8 Jun 2017

Killer Asteroid on Earth Collision Course May Lurk Among Shooting Stars

1032242493One of the largest and most famous annual meteor showers may have taken a sinister turn, as the risk of the shower heralding a large asteroid on a track to smash into Earth and cause untold devastation has become more and more significant, according to Czech astronomers.

The Astronomical Institute of the Czech Academy of Sciences came to their grim conclusions after observing the Taurid meteor shower, which appears twice a year in the night sky: once during the early summer and once around Halloween.

A meteor shower occurs when Earth's movements send it through a stream of cosmic debris. Typically, the meteoroids that would hit Earth either disintegrate or are shrunken to a tiny size by Earth's atmosphere.

"We performed careful analysis of 144 Taurid fireballs observed by new digital autonomous fireball observatories of the European Fireball Network displaced over Czech Republic at 13 stations, Austria and Slovakia in 2015, when the activity was enhanced," researchers said.

The brightest fireball studied "was caused by a body in excess of 1,000 kg (2,204 lb), which corresponds to diameter more than one meter. Based on orbital similarity, we argue that asteroids of several hundred meters in diameter are members of the Taurid new branch as well."

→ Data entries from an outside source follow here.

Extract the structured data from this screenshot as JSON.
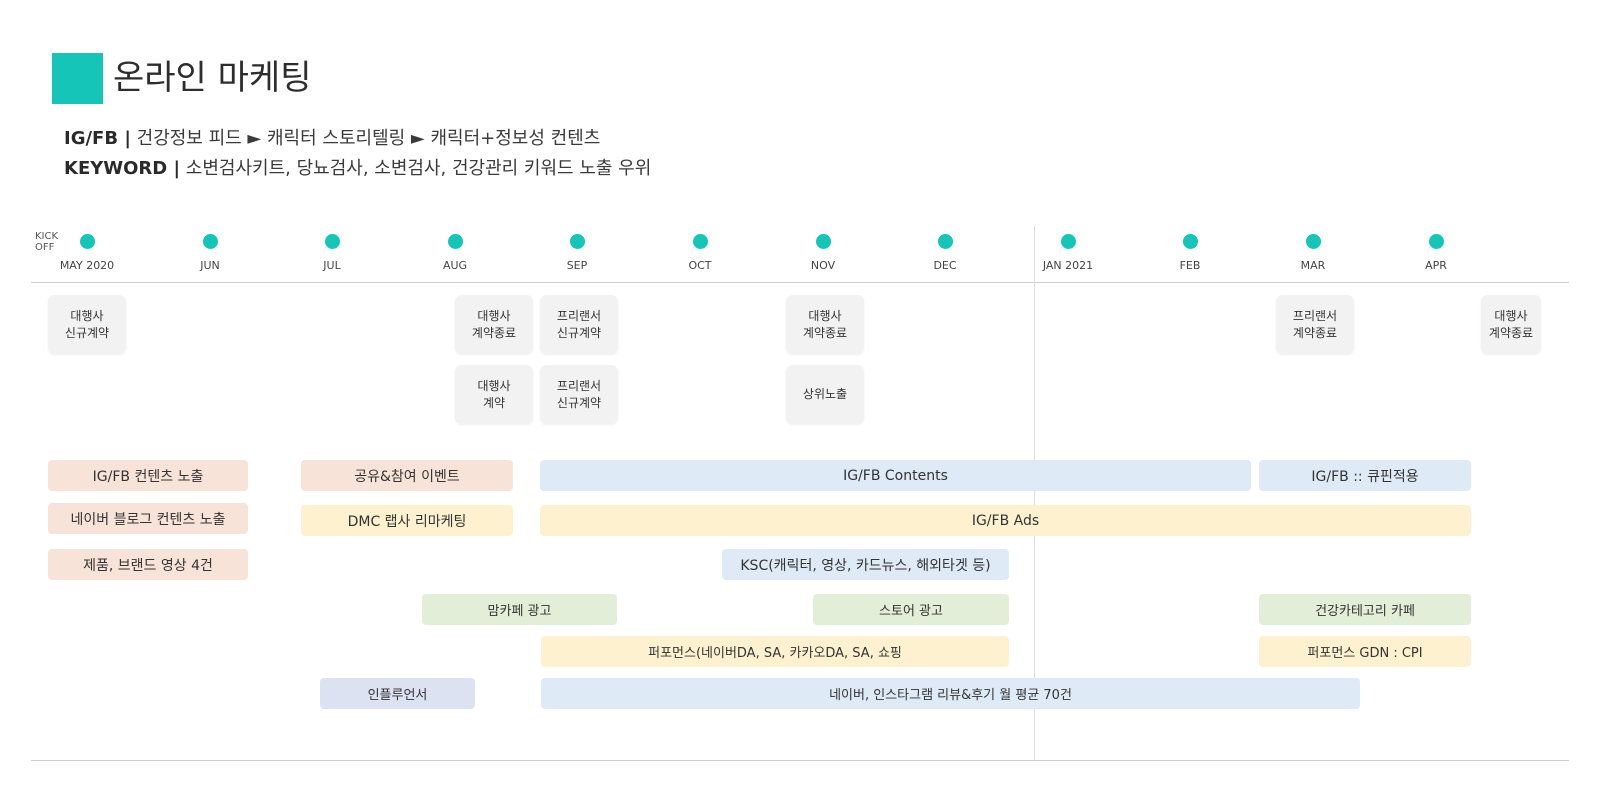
{
  "header": {
    "title": "온라인 마케팅",
    "line1_key": "IG/FB |",
    "line1_text": " 건강정보 피드 ► 캐릭터 스토리텔링 ► 캐릭터+정보성 컨텐츠",
    "line2_key": "KEYWORD |",
    "line2_text": " 소변검사키트, 당뇨검사, 소변검사, 건강관리 키워드 노출 우위"
  },
  "timeline": {
    "kickoff_label": "KICK\nOFF",
    "dot_color": "#14c5b8",
    "months": [
      "MAY 2020",
      "JUN",
      "JUL",
      "AUG",
      "SEP",
      "OCT",
      "NOV",
      "DEC",
      "JAN 2021",
      "FEB",
      "MAR",
      "APR"
    ]
  },
  "milestones": [
    "대행사\n신규계약",
    "대행사\n계약종료",
    "프리랜서\n신규계약",
    "대행사\n계약종료",
    "프리랜서\n계약종료",
    "대행사\n계약종료",
    "대행사\n계약",
    "프리랜서\n신규계약",
    "상위노출"
  ],
  "colors": {
    "peach": "#f8e3d8",
    "blue": "#deeaf6",
    "yellow": "#fef1cf",
    "green": "#e3eed8",
    "lavender": "#dde2f3"
  },
  "activities": [
    "IG/FB  컨텐츠 노출",
    "공유&참여 이벤트",
    "IG/FB Contents",
    "IG/FB :: 큐핀적용",
    "네이버 블로그 컨텐츠 노출",
    "DMC 랩사 리마케팅",
    "IG/FB Ads",
    "제품, 브랜드 영상 4건",
    "KSC(캐릭터, 영상, 카드뉴스, 해외타겟 등)",
    "맘카페 광고",
    "스토어 광고",
    "건강카테고리 카페",
    "퍼포먼스(네이버DA, SA, 카카오DA, SA, 쇼핑",
    "퍼포먼스 GDN : CPI",
    "인플루언서",
    "네이버, 인스타그램 리뷰&후기 월 평균 70건"
  ]
}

The good news is that the larger asteroids seem to be porous and fragile, meaning they're more likely to split apart and subsequently disintegrate when they enter Earth's atmosphere. However, there's no guarantee that will happen.

Many of the Taurids come from Encke, a comet that orbits the sun and has been slowly crumbling over the last 30,000 years. Some astronomers have suggested that the Tunguska event, when a 500-foot asteroid exploded a few miles off the ground and flattened 770 square miles of Siberian wilderness in 1908, was caused by a fragment of Encke. The explosion was comparable to that of a 20-megaton nuclear bomb and would have been cataclysmic had it hit a densely populated area.